Volume 12, Number 8—August 2006
Dispatch
West Nile Virus Epizootiology, Central Red River Valley, North Dakota and Minnesota, 2002–2005
Table 2
Epizootiology of West Nile virus (WNV) within the central Red River Valley of North Dakota and Minnesota during the first 4 years of its introduction into the region*
| Year | Primary transmission season† | Thermal accumulations (degree-days)‡ | Vector abundance§ | Human cases in ND¶ | Seasonal MIR# | Passerine seroprevalence |
|---|---|---|---|---|---|---|
| 2002, introductory | 92 days (11 Jun–10 Sep) | 1,067 | 230 | 17 | 0.0 (n = 5,871) | No birds tested |
| 2003, epidemic | 92 days (11 Jun–10 Sep) | 1,022 | 21 | 617 | 5.7 (n = 5,432) | 17% (n = 82) |
| 2004, cold | 51 days (7 Jul–1 Sep) | 371 | 9 | 20 | 0.0 (n = 1,245) | 58% (n = 52) |
| 2005, equilibrium? | 84 days (20 Jun–11 Sep) | 867 | 29 | 86 | 1.3 (n = 3,123) | 57% (n = 143) |
*ND, North Dakota; MIR, minimum infection rate.

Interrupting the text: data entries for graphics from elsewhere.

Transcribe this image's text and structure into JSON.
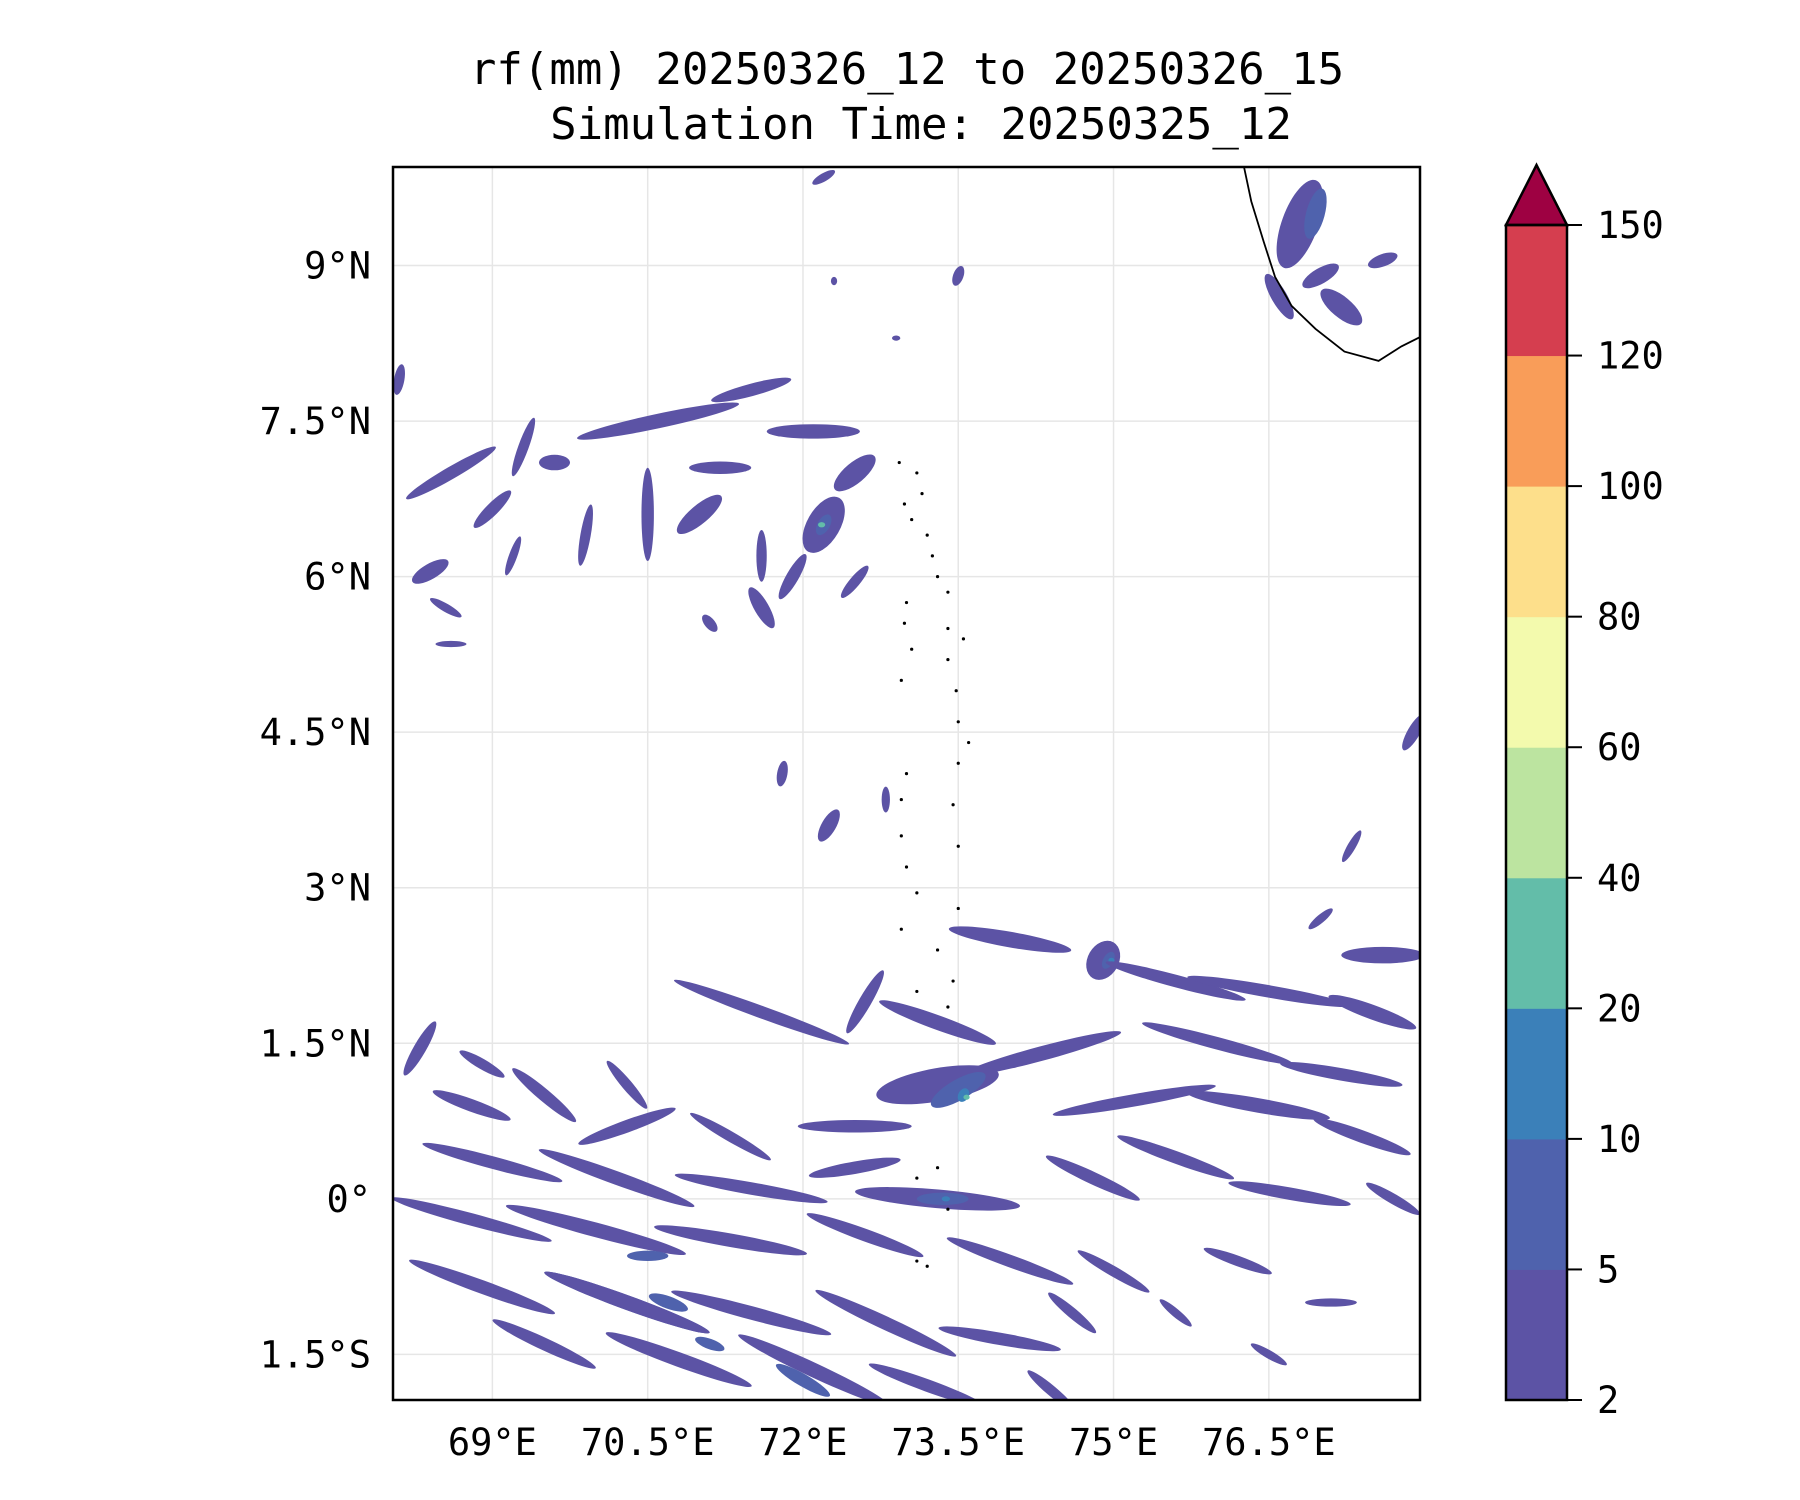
{
  "chart_data": {
    "type": "heatmap",
    "title": "rf(mm) 20250326_12 to 20250326_15",
    "subtitle": "Simulation Time: 20250325_12",
    "xlabel": "",
    "ylabel": "",
    "xlim": [
      68.04,
      77.96
    ],
    "ylim": [
      -1.94,
      9.95
    ],
    "grid": true,
    "x_ticks": [
      69,
      70.5,
      72,
      73.5,
      75,
      76.5
    ],
    "x_tick_labels": [
      "69°E",
      "70.5°E",
      "72°E",
      "73.5°E",
      "75°E",
      "76.5°E"
    ],
    "y_ticks": [
      9,
      7.5,
      6,
      4.5,
      3,
      1.5,
      0,
      -1.5
    ],
    "y_tick_labels": [
      "9°N",
      "7.5°N",
      "6°N",
      "4.5°N",
      "3°N",
      "1.5°N",
      "0°",
      "1.5°S"
    ],
    "colorbar": {
      "levels": [
        2,
        5,
        10,
        20,
        40,
        60,
        80,
        100,
        120,
        150
      ],
      "tick_labels": [
        "2",
        "5",
        "10",
        "20",
        "40",
        "60",
        "80",
        "100",
        "120",
        "150"
      ],
      "colors": [
        "#5c53a5",
        "#4f62ad",
        "#3b80b9",
        "#63bda9",
        "#bce4a0",
        "#f3faad",
        "#fddf8b",
        "#f99d59",
        "#d53e4f"
      ],
      "extend_max_color": "#9e0142",
      "extend": "max"
    },
    "coastline": [
      [
        76.26,
        9.95
      ],
      [
        76.33,
        9.62
      ],
      [
        76.45,
        9.23
      ],
      [
        76.56,
        8.89
      ],
      [
        76.72,
        8.61
      ],
      [
        76.95,
        8.39
      ],
      [
        77.23,
        8.17
      ],
      [
        77.56,
        8.08
      ],
      [
        77.78,
        8.22
      ],
      [
        77.96,
        8.31
      ]
    ],
    "islands": [
      [
        72.93,
        7.1
      ],
      [
        73.1,
        7.0
      ],
      [
        73.15,
        6.8
      ],
      [
        72.98,
        6.7
      ],
      [
        73.05,
        6.55
      ],
      [
        73.2,
        6.4
      ],
      [
        73.25,
        6.2
      ],
      [
        73.3,
        6.0
      ],
      [
        73.4,
        5.85
      ],
      [
        73.0,
        5.75
      ],
      [
        72.98,
        5.55
      ],
      [
        73.4,
        5.5
      ],
      [
        73.55,
        5.4
      ],
      [
        73.05,
        5.3
      ],
      [
        73.4,
        5.2
      ],
      [
        72.95,
        5.0
      ],
      [
        73.48,
        4.9
      ],
      [
        73.5,
        4.6
      ],
      [
        73.6,
        4.4
      ],
      [
        73.5,
        4.2
      ],
      [
        73.0,
        4.1
      ],
      [
        72.95,
        3.85
      ],
      [
        73.45,
        3.8
      ],
      [
        72.95,
        3.5
      ],
      [
        73.5,
        3.4
      ],
      [
        73.0,
        3.2
      ],
      [
        73.1,
        2.95
      ],
      [
        73.5,
        2.8
      ],
      [
        72.95,
        2.6
      ],
      [
        73.3,
        2.4
      ],
      [
        73.45,
        2.1
      ],
      [
        73.1,
        2.0
      ],
      [
        73.4,
        1.85
      ],
      [
        73.3,
        0.3
      ],
      [
        73.1,
        0.2
      ],
      [
        73.4,
        -0.1
      ],
      [
        73.1,
        -0.6
      ],
      [
        73.2,
        -0.65
      ]
    ],
    "precip_features": [
      [
        72.2,
        9.85,
        0.25,
        0.08,
        30,
        1
      ],
      [
        73.5,
        8.9,
        0.2,
        0.1,
        70,
        1
      ],
      [
        72.3,
        8.85,
        0.08,
        0.06,
        90,
        1
      ],
      [
        72.9,
        8.3,
        0.08,
        0.05,
        0,
        1
      ],
      [
        76.8,
        9.4,
        0.9,
        0.35,
        70,
        1
      ],
      [
        76.95,
        9.5,
        0.5,
        0.18,
        75,
        2
      ],
      [
        77.2,
        8.6,
        0.5,
        0.2,
        -40,
        1
      ],
      [
        77.0,
        8.9,
        0.4,
        0.15,
        30,
        1
      ],
      [
        77.6,
        9.05,
        0.3,
        0.12,
        20,
        1
      ],
      [
        76.6,
        8.7,
        0.5,
        0.15,
        -60,
        1
      ],
      [
        68.1,
        7.9,
        0.3,
        0.1,
        80,
        1
      ],
      [
        68.6,
        7.0,
        1.0,
        0.12,
        30,
        1
      ],
      [
        69.3,
        7.25,
        0.6,
        0.1,
        70,
        1
      ],
      [
        70.6,
        7.5,
        1.6,
        0.14,
        12,
        1
      ],
      [
        71.5,
        7.8,
        0.8,
        0.12,
        15,
        1
      ],
      [
        72.1,
        7.4,
        0.9,
        0.14,
        0,
        1
      ],
      [
        71.2,
        7.05,
        0.6,
        0.12,
        0,
        1
      ],
      [
        72.5,
        7.0,
        0.5,
        0.2,
        40,
        1
      ],
      [
        72.2,
        6.5,
        0.6,
        0.32,
        60,
        1
      ],
      [
        72.2,
        6.5,
        0.22,
        0.12,
        60,
        2
      ],
      [
        72.18,
        6.5,
        0.07,
        0.05,
        0,
        4
      ],
      [
        70.5,
        6.6,
        0.9,
        0.12,
        90,
        1
      ],
      [
        71.0,
        6.6,
        0.55,
        0.18,
        40,
        1
      ],
      [
        71.9,
        6.0,
        0.5,
        0.12,
        60,
        1
      ],
      [
        71.6,
        6.2,
        0.5,
        0.1,
        90,
        1
      ],
      [
        69.0,
        6.65,
        0.5,
        0.12,
        45,
        1
      ],
      [
        68.4,
        6.05,
        0.4,
        0.15,
        30,
        1
      ],
      [
        68.55,
        5.7,
        0.35,
        0.08,
        -30,
        1
      ],
      [
        71.6,
        5.7,
        0.45,
        0.14,
        -60,
        1
      ],
      [
        69.9,
        6.4,
        0.6,
        0.1,
        80,
        1
      ],
      [
        72.5,
        5.95,
        0.4,
        0.1,
        50,
        1
      ],
      [
        69.6,
        7.1,
        0.3,
        0.15,
        0,
        1
      ],
      [
        69.2,
        6.2,
        0.4,
        0.08,
        70,
        1
      ],
      [
        71.1,
        5.55,
        0.2,
        0.1,
        -50,
        1
      ],
      [
        68.6,
        5.35,
        0.3,
        0.06,
        0,
        1
      ],
      [
        71.8,
        4.1,
        0.25,
        0.1,
        80,
        1
      ],
      [
        72.25,
        3.6,
        0.35,
        0.14,
        60,
        1
      ],
      [
        72.8,
        3.85,
        0.25,
        0.08,
        90,
        1
      ],
      [
        77.9,
        4.5,
        0.4,
        0.12,
        60,
        1
      ],
      [
        77.3,
        3.4,
        0.35,
        0.08,
        60,
        1
      ],
      [
        77.0,
        2.7,
        0.3,
        0.08,
        40,
        1
      ],
      [
        74.0,
        2.5,
        1.2,
        0.15,
        -10,
        1
      ],
      [
        74.9,
        2.3,
        0.4,
        0.3,
        60,
        1
      ],
      [
        74.95,
        2.3,
        0.18,
        0.1,
        60,
        2
      ],
      [
        74.98,
        2.3,
        0.06,
        0.05,
        0,
        3
      ],
      [
        75.6,
        2.1,
        1.4,
        0.12,
        -15,
        1
      ],
      [
        76.5,
        2.0,
        1.6,
        0.12,
        -10,
        1
      ],
      [
        77.6,
        2.35,
        0.8,
        0.16,
        0,
        1
      ],
      [
        77.5,
        1.8,
        0.9,
        0.14,
        -20,
        1
      ],
      [
        76.0,
        1.5,
        1.5,
        0.12,
        -15,
        1
      ],
      [
        77.2,
        1.2,
        1.2,
        0.12,
        -10,
        1
      ],
      [
        71.6,
        1.8,
        1.8,
        0.12,
        -20,
        1
      ],
      [
        72.6,
        1.9,
        0.7,
        0.12,
        60,
        1
      ],
      [
        73.3,
        1.7,
        1.2,
        0.14,
        -20,
        1
      ],
      [
        74.3,
        1.4,
        1.6,
        0.14,
        15,
        1
      ],
      [
        73.3,
        1.1,
        1.2,
        0.32,
        10,
        1
      ],
      [
        73.5,
        1.05,
        0.6,
        0.2,
        30,
        2
      ],
      [
        73.55,
        1.0,
        0.14,
        0.1,
        60,
        3
      ],
      [
        73.58,
        0.98,
        0.06,
        0.05,
        0,
        4
      ],
      [
        75.2,
        0.95,
        1.6,
        0.12,
        10,
        1
      ],
      [
        76.4,
        0.9,
        1.4,
        0.14,
        -10,
        1
      ],
      [
        77.4,
        0.6,
        1.0,
        0.12,
        -20,
        1
      ],
      [
        75.6,
        0.4,
        1.2,
        0.12,
        -20,
        1
      ],
      [
        74.8,
        0.2,
        1.0,
        0.12,
        -25,
        1
      ],
      [
        76.7,
        0.05,
        1.2,
        0.12,
        -10,
        1
      ],
      [
        77.7,
        0.0,
        0.6,
        0.1,
        -30,
        1
      ],
      [
        68.3,
        1.45,
        0.6,
        0.12,
        60,
        1
      ],
      [
        68.9,
        1.3,
        0.5,
        0.1,
        -30,
        1
      ],
      [
        69.5,
        1.0,
        0.8,
        0.12,
        -40,
        1
      ],
      [
        70.3,
        1.1,
        0.6,
        0.1,
        -50,
        1
      ],
      [
        68.8,
        0.9,
        0.8,
        0.12,
        -20,
        1
      ],
      [
        70.3,
        0.7,
        1.0,
        0.12,
        20,
        1
      ],
      [
        71.3,
        0.6,
        0.9,
        0.1,
        -30,
        1
      ],
      [
        72.5,
        0.7,
        1.1,
        0.12,
        0,
        1
      ],
      [
        69.0,
        0.35,
        1.4,
        0.12,
        -15,
        1
      ],
      [
        70.2,
        0.2,
        1.6,
        0.13,
        -20,
        1
      ],
      [
        71.5,
        0.1,
        1.5,
        0.12,
        -10,
        1
      ],
      [
        72.5,
        0.3,
        0.9,
        0.12,
        10,
        1
      ],
      [
        73.3,
        0.0,
        1.6,
        0.18,
        -5,
        1
      ],
      [
        73.35,
        0.0,
        0.5,
        0.12,
        0,
        2
      ],
      [
        73.38,
        0.0,
        0.08,
        0.05,
        0,
        3
      ],
      [
        68.8,
        -0.2,
        1.6,
        0.12,
        -15,
        1
      ],
      [
        70.0,
        -0.3,
        1.8,
        0.14,
        -15,
        1
      ],
      [
        71.3,
        -0.4,
        1.5,
        0.13,
        -10,
        1
      ],
      [
        72.6,
        -0.35,
        1.2,
        0.12,
        -20,
        1
      ],
      [
        74.0,
        -0.6,
        1.3,
        0.12,
        -20,
        1
      ],
      [
        75.0,
        -0.7,
        0.8,
        0.1,
        -30,
        1
      ],
      [
        76.2,
        -0.6,
        0.7,
        0.1,
        -20,
        1
      ],
      [
        77.1,
        -1.0,
        0.5,
        0.08,
        0,
        1
      ],
      [
        76.5,
        -1.5,
        0.4,
        0.08,
        -30,
        1
      ],
      [
        75.6,
        -1.1,
        0.4,
        0.08,
        -40,
        1
      ],
      [
        68.9,
        -0.85,
        1.5,
        0.13,
        -20,
        1
      ],
      [
        70.3,
        -1.0,
        1.7,
        0.14,
        -20,
        2
      ],
      [
        70.3,
        -1.0,
        1.7,
        0.14,
        -20,
        1
      ],
      [
        71.5,
        -1.1,
        1.6,
        0.13,
        -15,
        1
      ],
      [
        72.8,
        -1.2,
        1.5,
        0.13,
        -25,
        1
      ],
      [
        73.9,
        -1.35,
        1.2,
        0.12,
        -10,
        1
      ],
      [
        74.6,
        -1.1,
        0.6,
        0.1,
        -40,
        1
      ],
      [
        69.5,
        -1.4,
        1.1,
        0.12,
        -25,
        1
      ],
      [
        70.8,
        -1.55,
        1.5,
        0.14,
        -20,
        1
      ],
      [
        72.1,
        -1.65,
        1.6,
        0.14,
        -25,
        1
      ],
      [
        72.0,
        -1.75,
        0.6,
        0.12,
        -30,
        2
      ],
      [
        73.2,
        -1.8,
        1.2,
        0.12,
        -20,
        1
      ],
      [
        74.4,
        -1.85,
        0.6,
        0.1,
        -40,
        1
      ],
      [
        70.5,
        -0.55,
        0.4,
        0.1,
        0,
        2
      ],
      [
        70.7,
        -1.0,
        0.4,
        0.12,
        -20,
        2
      ],
      [
        71.1,
        -1.4,
        0.3,
        0.1,
        -20,
        2
      ]
    ]
  }
}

†Time between first and last appearances of host-seeking Culex tarsalis mosquitoes in Mosquito Magnet traps.
‡Based on developmental threshold temperature of 14.3°C for WNV growth in Cx. tarsalis (14).
§Average number of Cx. tarsalis mosquitoes captured per trap-night in Grand Forks, ND.
¶Data from North Dakota Department of Public Health (15).
#No. of WNV-infected Cx. tarsalis mosquitoes per 1,000.